Non siamo ai livelli del sabato nero del Milan di una decina di giorni fa, ma nemmeno troppo lontani. Brutto lunedì per il calciomercato Roma, perché se è vero che c’è stata l’apertura di Iker Casillas a un possibile passaggio in giallorosso, sono arrivate due brutte notizie alla voci “partenze”. Infatti, come riporta la Gazzetta dello Sport, sembrano essere naufragate le trattative che avrebbero dovuto portare due esuberi di lusso come Gervinho e Mattia Destro rispettivamente all’Al Jazira e al Monaco. La Roma aveva trovato un accordo sulla base di 13 milioni di euro per l’ivoriano, ma il giocatore e il club di Abu Dhabi non sono riusciti ad allinearsi sul fronte dell’ingaggio, e alla fine il club degli Emirati Arabi ha deciso di interrompere il dialogo con l’entourage dell’ex Arsenal, definendo “oscene” le sue pretese economiche. “Per noi è meglio tirarci fuori che continuare a trattare con un giocatore che potrebbe crearci problemi nello spogliatoio“, come avrebbe detto una fonte interna al club al sito sport360.com. Un bel guaio per Walter Sabatini, che oltre ai 13 milioni di cartellino avrebbe potuto liberare il monte stipendi da un ingaggio da oltre 3 milioni di euro netti a stagione.
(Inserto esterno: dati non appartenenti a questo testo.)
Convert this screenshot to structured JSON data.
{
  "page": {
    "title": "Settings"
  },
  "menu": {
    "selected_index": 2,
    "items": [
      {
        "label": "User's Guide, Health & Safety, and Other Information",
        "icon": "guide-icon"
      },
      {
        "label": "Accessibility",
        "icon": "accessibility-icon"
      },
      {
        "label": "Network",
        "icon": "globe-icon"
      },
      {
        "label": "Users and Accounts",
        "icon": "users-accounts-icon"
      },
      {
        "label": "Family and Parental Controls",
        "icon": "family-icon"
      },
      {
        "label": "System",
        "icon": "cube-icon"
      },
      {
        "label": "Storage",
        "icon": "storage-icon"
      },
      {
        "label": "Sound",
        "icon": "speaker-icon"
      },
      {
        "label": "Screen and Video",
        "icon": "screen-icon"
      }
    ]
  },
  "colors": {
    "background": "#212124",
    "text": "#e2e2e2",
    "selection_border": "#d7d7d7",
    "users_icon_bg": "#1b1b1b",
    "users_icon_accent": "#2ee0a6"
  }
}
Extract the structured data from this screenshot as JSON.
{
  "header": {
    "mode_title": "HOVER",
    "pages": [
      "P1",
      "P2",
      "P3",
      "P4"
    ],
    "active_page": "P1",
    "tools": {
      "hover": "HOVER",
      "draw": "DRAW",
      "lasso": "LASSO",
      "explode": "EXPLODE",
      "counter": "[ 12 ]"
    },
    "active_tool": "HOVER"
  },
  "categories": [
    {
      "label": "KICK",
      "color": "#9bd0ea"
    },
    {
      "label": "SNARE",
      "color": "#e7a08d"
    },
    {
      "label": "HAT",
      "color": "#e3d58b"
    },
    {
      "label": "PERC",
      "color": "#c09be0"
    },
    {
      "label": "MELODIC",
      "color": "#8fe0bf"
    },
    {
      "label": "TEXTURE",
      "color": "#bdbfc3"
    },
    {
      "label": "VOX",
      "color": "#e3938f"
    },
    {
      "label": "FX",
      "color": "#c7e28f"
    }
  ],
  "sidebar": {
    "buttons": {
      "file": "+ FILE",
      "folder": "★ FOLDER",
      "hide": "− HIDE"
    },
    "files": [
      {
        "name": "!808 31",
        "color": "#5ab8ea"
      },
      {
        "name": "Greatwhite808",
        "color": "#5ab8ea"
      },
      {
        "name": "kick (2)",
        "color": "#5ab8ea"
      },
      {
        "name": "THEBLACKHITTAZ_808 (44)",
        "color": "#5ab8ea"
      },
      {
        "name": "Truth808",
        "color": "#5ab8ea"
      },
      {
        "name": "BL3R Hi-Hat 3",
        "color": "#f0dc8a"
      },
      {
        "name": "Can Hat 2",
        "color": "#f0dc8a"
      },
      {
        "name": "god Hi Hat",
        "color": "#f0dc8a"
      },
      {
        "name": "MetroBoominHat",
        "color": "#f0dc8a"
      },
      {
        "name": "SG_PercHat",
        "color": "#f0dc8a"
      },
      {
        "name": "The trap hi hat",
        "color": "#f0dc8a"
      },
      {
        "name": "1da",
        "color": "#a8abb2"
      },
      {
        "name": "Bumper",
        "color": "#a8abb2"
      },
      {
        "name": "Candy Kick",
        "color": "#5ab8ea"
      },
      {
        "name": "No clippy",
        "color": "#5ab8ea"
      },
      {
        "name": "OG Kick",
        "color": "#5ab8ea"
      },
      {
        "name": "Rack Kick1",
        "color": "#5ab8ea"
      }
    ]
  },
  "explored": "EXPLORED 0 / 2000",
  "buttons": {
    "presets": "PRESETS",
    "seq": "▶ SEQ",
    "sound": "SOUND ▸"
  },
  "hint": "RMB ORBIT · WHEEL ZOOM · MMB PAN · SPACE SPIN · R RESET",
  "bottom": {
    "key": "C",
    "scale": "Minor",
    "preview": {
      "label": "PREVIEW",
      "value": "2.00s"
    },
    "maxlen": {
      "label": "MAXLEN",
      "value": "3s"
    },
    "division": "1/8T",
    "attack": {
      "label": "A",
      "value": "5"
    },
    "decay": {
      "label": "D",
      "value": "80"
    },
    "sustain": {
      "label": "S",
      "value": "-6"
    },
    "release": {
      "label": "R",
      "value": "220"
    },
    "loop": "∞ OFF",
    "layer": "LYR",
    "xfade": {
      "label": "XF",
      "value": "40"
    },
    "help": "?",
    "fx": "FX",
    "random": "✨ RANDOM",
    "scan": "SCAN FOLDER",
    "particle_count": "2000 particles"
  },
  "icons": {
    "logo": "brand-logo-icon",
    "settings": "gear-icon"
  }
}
Discorso diverso, ma esito simile, per ciò che riguarda il passaggio di Mattia Destro al Monaco. Qui la trattativa si è arenata su due fronti, a cominciare dal mancato accordo tra i due club (la Roma chiedeva 14 milioni di euro e pagamento immediato, i monegaschi hanno risposto con 12 milioni e pagamento in due rate) e per finire con il mancato accordo tra Monaco e agenti del giocatore. Non tanto per una questione economica, quanto perché Destro non sarebbe convinto della destinazione. Su di lui si è scatenato un derby londinese minore, quello tra Crystal Palace e West Ham, ma difficilmente queste due squadre potranno offrire al centravanti marchigiano garanzie maggiori di quelle del Monaco. La realtà è che Destro vorrebbe restare in Italia: su di lui c’è da tempo la Fiorentina, da tempo alla ricerca di una prima punta in grado di garantire i gol che sono mancati lo scorso anno. In caso di partenza di Mario Gomez, la viola potrebbe muoversi per Destro, anche se non sembra un’eventualità realizzabile nell’immediato. E questo complica le cose anche per quanto riguarda il mercato in entrata: senza quei 25-30 milioni che sperava di raggruzzolare da queste due cessioni, difficilmente Sabatini potrà partire all’assalto della grande prima punta richiesta da Garcia.